- Born: 1943 (age 82–83) Osaka, Japan
- Education: Bunka Fukuso Gakuin College
- Occupation: Fashion designer
- Known for: High-end stores in Japan

= Michiko Koshino =

Japanese fashion designer

Michiko Koshino (小篠 美智子, Koshino Michiko), born in 1943, is a fashion designer. She has high-end stores in Japan and a restaurant in London.

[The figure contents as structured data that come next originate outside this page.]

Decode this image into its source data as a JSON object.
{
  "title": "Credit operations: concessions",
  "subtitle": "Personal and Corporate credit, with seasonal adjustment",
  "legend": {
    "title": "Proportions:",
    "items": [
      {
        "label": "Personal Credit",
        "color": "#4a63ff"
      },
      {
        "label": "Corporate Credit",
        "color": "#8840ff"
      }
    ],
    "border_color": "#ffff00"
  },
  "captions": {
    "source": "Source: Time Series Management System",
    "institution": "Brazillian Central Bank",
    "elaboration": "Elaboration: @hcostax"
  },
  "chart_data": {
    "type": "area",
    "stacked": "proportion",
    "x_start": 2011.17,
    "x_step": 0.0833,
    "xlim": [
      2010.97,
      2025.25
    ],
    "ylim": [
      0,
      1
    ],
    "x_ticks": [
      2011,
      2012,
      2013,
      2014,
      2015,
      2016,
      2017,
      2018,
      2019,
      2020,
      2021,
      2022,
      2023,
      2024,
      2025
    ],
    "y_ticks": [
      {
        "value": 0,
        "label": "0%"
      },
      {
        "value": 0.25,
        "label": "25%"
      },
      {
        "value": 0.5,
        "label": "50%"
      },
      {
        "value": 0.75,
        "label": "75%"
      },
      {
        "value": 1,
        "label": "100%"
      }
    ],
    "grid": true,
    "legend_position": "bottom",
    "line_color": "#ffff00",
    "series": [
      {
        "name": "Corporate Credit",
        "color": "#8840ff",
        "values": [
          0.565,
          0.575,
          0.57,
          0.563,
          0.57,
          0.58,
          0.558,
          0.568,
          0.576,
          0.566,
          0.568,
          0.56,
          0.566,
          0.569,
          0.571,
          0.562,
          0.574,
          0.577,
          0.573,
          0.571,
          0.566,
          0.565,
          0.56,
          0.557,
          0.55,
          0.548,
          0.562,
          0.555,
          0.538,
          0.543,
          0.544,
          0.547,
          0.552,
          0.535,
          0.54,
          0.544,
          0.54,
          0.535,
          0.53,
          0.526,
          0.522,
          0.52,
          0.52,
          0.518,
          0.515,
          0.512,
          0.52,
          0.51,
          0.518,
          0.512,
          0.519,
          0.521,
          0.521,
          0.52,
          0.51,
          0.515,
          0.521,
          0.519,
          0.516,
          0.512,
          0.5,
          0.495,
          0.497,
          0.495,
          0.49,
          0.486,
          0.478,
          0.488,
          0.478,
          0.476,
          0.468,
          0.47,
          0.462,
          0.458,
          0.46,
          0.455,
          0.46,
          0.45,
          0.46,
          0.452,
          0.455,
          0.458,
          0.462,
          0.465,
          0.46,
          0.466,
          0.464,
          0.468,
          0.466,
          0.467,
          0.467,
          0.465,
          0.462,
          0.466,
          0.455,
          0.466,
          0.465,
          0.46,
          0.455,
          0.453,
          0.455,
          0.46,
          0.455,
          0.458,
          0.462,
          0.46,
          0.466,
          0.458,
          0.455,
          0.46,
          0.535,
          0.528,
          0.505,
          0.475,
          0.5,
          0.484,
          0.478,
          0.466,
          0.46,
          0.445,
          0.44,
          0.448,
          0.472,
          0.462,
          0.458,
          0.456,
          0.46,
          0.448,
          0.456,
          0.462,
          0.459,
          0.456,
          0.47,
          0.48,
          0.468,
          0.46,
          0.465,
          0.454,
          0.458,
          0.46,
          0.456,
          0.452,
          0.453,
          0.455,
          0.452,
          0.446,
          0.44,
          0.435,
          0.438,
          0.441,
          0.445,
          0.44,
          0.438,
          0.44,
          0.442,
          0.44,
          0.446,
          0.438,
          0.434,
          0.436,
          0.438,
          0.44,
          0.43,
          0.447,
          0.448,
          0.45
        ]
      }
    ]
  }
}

Michiko Koshino was born in Osaka, Japan to Ayako Koshino, her father died fighting during the Second World War. Her two older sisters Hiroko Koshino and Junko Koshino also became designers.

== Designs ==
In 1987, Koshino began her Motorking menswear line, which was worn by David Bowie and Moby. She also created a line of women's wear, Q tee, which is influenced by urban street wear. Her clothing line later branched out to include cosmetics, underwear, eyewear, and accessories that are sold in countries such as Asia, Europe, and the United States. Yen denim, a limited variety of Japanese denim, is another collection that has been successful for Koshino. Two of her other lines are Main Collection and 100's line. Koshino's clothing has been seen on such celebrities as the Spice Girls, Placebo, and Natalie Imbruglia. Her licensees include main brand, Michiko London, Sudo (wool and acrylic scarves), Ta Feng (umbrellas), Shin Myung Mool San (lighters), Chiyoda Bussan (footwear), Mandom (cosmetics), Gunze (leg wear), and Mitsubishi Rayon (casual wear).
Her nightlife ensembles have become highly recognized in club environments: her name is first in the consumers mind in regards to club wear. Michiko produced bomber jackets for Boys Own, the seminal Balearic / Acid House fanzine, (which include original members Andrew Weatherall & Terry Farley, both known for extensive remix & production careers, DJing, record labels, etc., who started their DJing careers in Shoom) who were friends of Johny Rocca from Slough / Windsor, the UK manager for Koshino at the time. One of the most intriguing items she marketed under her name was condoms. At London Fashion Week 1987, she wore an inflatable black nylon dress, which received an originality compliment from the then prime minister Margaret Thatcher. She continued with the inflatable clothes theme at the 2016 Men's Fashion Week with inflatable jackets, having opened a sushi restaurant in London the same year. Koshino was also responsible along with David Roberts fashion stylist (consultant) for designing and environmentally friendly scooter for Honda.

== Inspiration and influences ==
Her inspiration is derived from urban streets and dance club environments. Music of the eighties and nineties are large influences in her designs. of modern Japanese society for her designs.
Koshino was the designer for the final runway show of Stardoll's Elite, Kahlen's Next Top Model.

== In popular culture ==
In the NHK morning television drama Carnation, which was based on the life of Koshino's mother, Ayako Koshino, the part based on Michiko Koshino was played by Misako Yasuda.